Il retrouve ici Benoît Poelvoorde qu’il avait fait tourner dans le très mauvais Les randonneurs et José Garcia, personnage principal de son meilleur film : Extension du domaine de la lutte (Houellebecq oblige !). Grâce au grand comédien belge, on regarde le vélo de Ghislain Lambert jusqu’au bout. Certaines de ses réparties furibardes parviennent à faire mouche et l’on sourit parfois devant les démonstrations (habituelles mais on ne se lasse pas !) de son caractère irascible. A part Poelvoorde : le néant ! Même le jeu de José Garcia, que je considère comme l’un des tempéraments comiques français les plus forts, m’a paru moins convaincant cette fois et illustre parfaitement l’échec du film. En effet, le comédien prend ici un accent belge assez ridicule qu’il ne semble pas toujours tenir. C’est totalement artificiel et on le sent mal à l’aise. Le résultat montre assez bien qu’entre la chronique populiste vaguement nostalgique (nous sommes au début des années 70, au temps de l’ORTF et d’Eddie Merckx) et la franche comédie, Harel et Garcia ne sont pas parvenus à trouver un juste milieu.

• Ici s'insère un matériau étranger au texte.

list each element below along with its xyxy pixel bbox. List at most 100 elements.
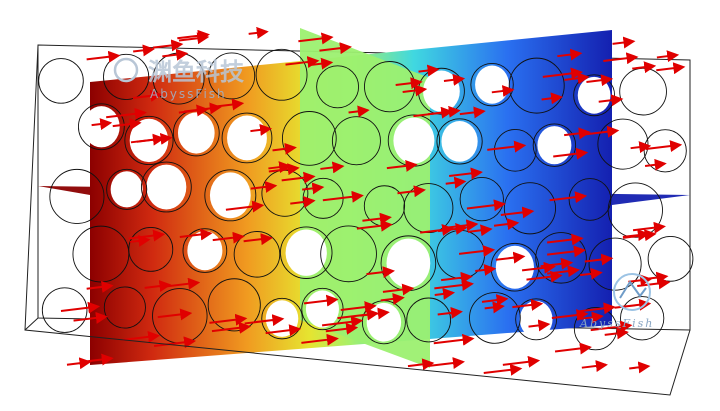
- arrow: [250, 123, 273, 136]
- arrow: [66, 357, 92, 370]
- arrow: [337, 308, 380, 321]
- arrow: [144, 280, 172, 292]
- sphere: [38, 58, 84, 104]
- sphere: [77, 103, 125, 151]
- arrow: [551, 309, 589, 321]
- arrow: [554, 342, 592, 355]
- arrow: [177, 29, 211, 42]
- watermark-brand: AbyssFish: [150, 87, 227, 101]
- arrow: [265, 324, 302, 337]
- arrow: [83, 353, 114, 366]
- arrow: [122, 330, 161, 343]
- sphere: [647, 236, 694, 282]
- arrow: [612, 36, 636, 49]
- arrow: [500, 206, 535, 219]
- arrow: [630, 141, 652, 154]
- arrow: [130, 133, 165, 146]
- arrow: [622, 229, 657, 242]
- arrow: [656, 62, 686, 75]
- arrow: [382, 283, 415, 296]
- arrow: [632, 221, 666, 234]
- arrow: [91, 118, 113, 131]
- arrow: [302, 182, 325, 195]
- arrow: [250, 180, 278, 193]
- watermark-icon: [113, 57, 139, 83]
- arrow: [340, 301, 377, 314]
- arrow: [243, 233, 273, 246]
- arrow: [132, 89, 163, 102]
- arrow: [547, 245, 586, 258]
- arrow: [547, 233, 584, 246]
- arrow: [645, 140, 683, 153]
- arrow: [268, 161, 292, 174]
- arrow: [642, 271, 669, 284]
- arrow: [579, 311, 604, 324]
- watermark: 渊鱼科技 AbyssFish: [113, 57, 245, 101]
- arrow: [440, 271, 473, 284]
- arrow: [586, 74, 614, 87]
- sphere: [207, 278, 261, 332]
- sphere: [279, 226, 333, 279]
- arrow: [157, 308, 193, 321]
- sphere: [281, 111, 337, 166]
- arrow: [356, 219, 393, 232]
- arrow: [153, 336, 197, 349]
- arrow: [495, 251, 526, 264]
- arrow: [244, 314, 285, 327]
- arrow: [526, 270, 563, 283]
- arrow: [301, 333, 339, 346]
- sphere: [103, 53, 150, 101]
- hole: [441, 121, 478, 162]
- logo-icon: [613, 273, 651, 311]
- arrow: [152, 39, 184, 52]
- arrow: [437, 222, 468, 235]
- sphere: [568, 178, 612, 221]
- sphere: [620, 296, 665, 341]
- sphere: [140, 161, 192, 213]
- velocity-arrows: [60, 26, 686, 376]
- arrow: [637, 277, 671, 290]
- arrow: [366, 266, 395, 279]
- hole: [366, 302, 402, 342]
- spheres: [38, 48, 694, 351]
- sphere: [469, 292, 521, 344]
- hole: [305, 290, 339, 328]
- sphere: [493, 128, 537, 172]
- arrow: [281, 171, 316, 184]
- hole: [393, 117, 435, 164]
- arrow: [427, 357, 465, 369]
- arrow: [418, 64, 440, 77]
- arrow: [303, 294, 339, 307]
- sphere: [41, 287, 88, 333]
- arrow: [467, 224, 493, 237]
- arrow: [298, 32, 334, 45]
- arrow: [325, 322, 359, 335]
- sphere: [406, 297, 452, 343]
- logo: AbyssFish: [579, 273, 652, 330]
- arrow: [629, 361, 651, 374]
- arrow: [458, 245, 496, 257]
- arrow: [541, 92, 564, 105]
- arrow: [542, 67, 584, 80]
- arrow: [73, 311, 108, 324]
- arrow: [512, 298, 544, 311]
- sphere: [316, 65, 360, 109]
- arrow: [407, 358, 435, 371]
- sphere: [233, 231, 281, 278]
- arrow: [106, 107, 147, 120]
- arrow: [434, 279, 474, 292]
- arrow: [491, 85, 515, 97]
- hole: [495, 245, 534, 289]
- sphere: [331, 116, 381, 166]
- arrow: [656, 50, 680, 63]
- arrow: [604, 327, 629, 340]
- arrow: [549, 191, 588, 204]
- arrow: [129, 234, 151, 247]
- arrow: [211, 321, 252, 334]
- sphere: [124, 115, 174, 166]
- arrow: [178, 104, 209, 117]
- arrow: [380, 293, 405, 305]
- arrow: [86, 50, 121, 63]
- arrow: [290, 196, 316, 208]
- arrow: [210, 98, 245, 111]
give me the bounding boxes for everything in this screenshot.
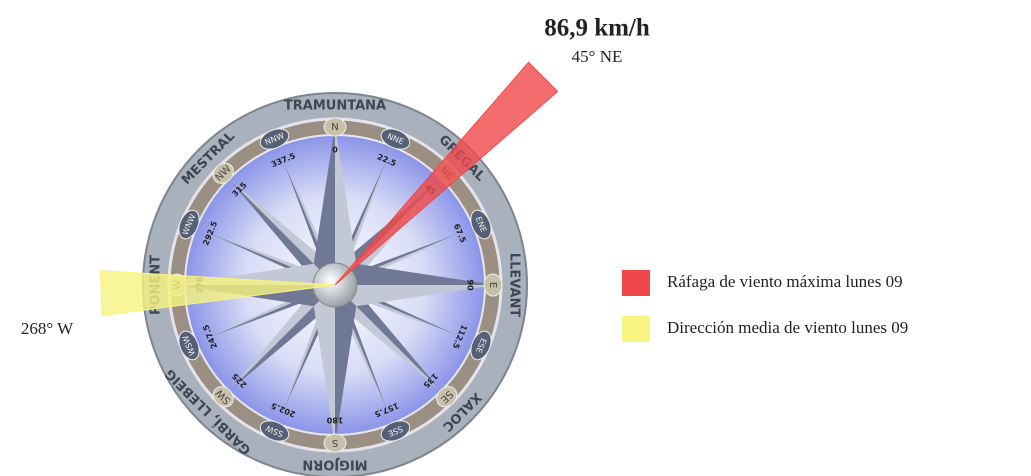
legend-label: Ráfaga de viento máxima lunes 09 [667,272,903,291]
value-label: 268° W [21,319,74,338]
legend-swatch [622,270,650,296]
direction-label: N [331,122,338,133]
direction-label: S [332,437,338,448]
wind-name: MIGJORN [302,457,367,472]
wind-name: TRAMUNTANA [284,99,386,114]
chart-title: 86,9 km/h [544,15,650,42]
direction-label: E [487,282,498,288]
wind-name: LLEVANT [507,253,522,318]
legend-label: Dirección media de viento lunes 09 [667,318,908,337]
angle-tick-label: 90 [466,279,475,291]
value-label: 45° NE [572,47,623,66]
angle-tick-label: 180 [326,416,343,425]
chart: 86,9 km/h 45° NE 268° W TRAMUNTANAGREGAL… [0,0,1031,476]
legend-swatch [622,316,650,342]
angle-tick-label: 0 [332,146,338,155]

Du coup, on est un peu gêné de contempler un spectacle qui fait l’éloge de la médiocrité non sans une certaine mesquinerie. On exalte le « peuple » comme entité a priori aimable (faut pas plaisanter ! On n’imagine pas le cinéaste « attaquer » frontalement son public comme a su si bien le faire Jean-Pierre Mocky : voir la différence entre ce film sportif mou du genou et cette charge carabinée contre la connerie humaine que reste A mort l’arbitre) mais on regarde chacun des personnages avec une certaine bassesse, accentuant leurs défauts sans chercher à leur donner plus de profondeur. Je ne suis pas en train de me transformer en père la morale imposant aux cinéastes d’être « gentils » avec leurs créatures mais il me semble qu’il faut un certain talent pour bien parler du « français (ou, en l’occurrence, du « belge) moyen ».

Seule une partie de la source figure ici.